With Google's Media Pipe, developers can harness some pretty sophisticated skeletal tracking, even extracting 3d feature points now, to estimate the position, pose and orientation of a person's hand to try to identify what letter or signed expression is being made. The challenges increase when trying to interpret a series of different expressions requiring more than a single pose, in other words a non-static, sweeping hand/arm gesture.


We at DAS Labs think this sort of ML work is just another intriguing example of what artificial intelligence can offer to increase accessibility and communication between people that speak different languages and/or have specific disabilities.


DAS Labs currently works with a venture backed mapping company whose sole focus is helping those with disabilities to navigate large indoor spaces, like hospitals, shopping centers, etc. using Augmented Reality.

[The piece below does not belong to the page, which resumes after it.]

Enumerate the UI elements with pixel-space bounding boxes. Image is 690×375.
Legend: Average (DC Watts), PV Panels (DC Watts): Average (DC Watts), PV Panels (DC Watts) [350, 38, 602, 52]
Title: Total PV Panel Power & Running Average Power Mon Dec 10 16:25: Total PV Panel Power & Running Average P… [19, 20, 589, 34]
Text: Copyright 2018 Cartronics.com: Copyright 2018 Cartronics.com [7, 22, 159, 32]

Also, in the past, DAS built out a proof of concept for a visually impaired founder, Aziz Zeidieh of RannMax, using iPhone's LIDAR capability and object classification to navigate through public places, with object detection and obstacle avoidance - similar to how advanced models are used in autonomous driving vehicles.

"“Michael and his team took our idea for an app and turned it into a functional, accessible, and world class proof of concept. We could have gone with any one of thousands of iOS app developers, however, it was quality we wanted, and it was quality and 100% satisfaction we got when we chose to work with Dynamic Augmented Solutions.” -Aziz Zeidieh, Co-founder and CEO of RannMAX"

DAS Labs loves bringing to bear these and other augmented reality, computer vision and machine learning project experiences to provide innovators with meaningful solutions, deployable from mobile phones and AR headsets or glasses, that work in real world conditions.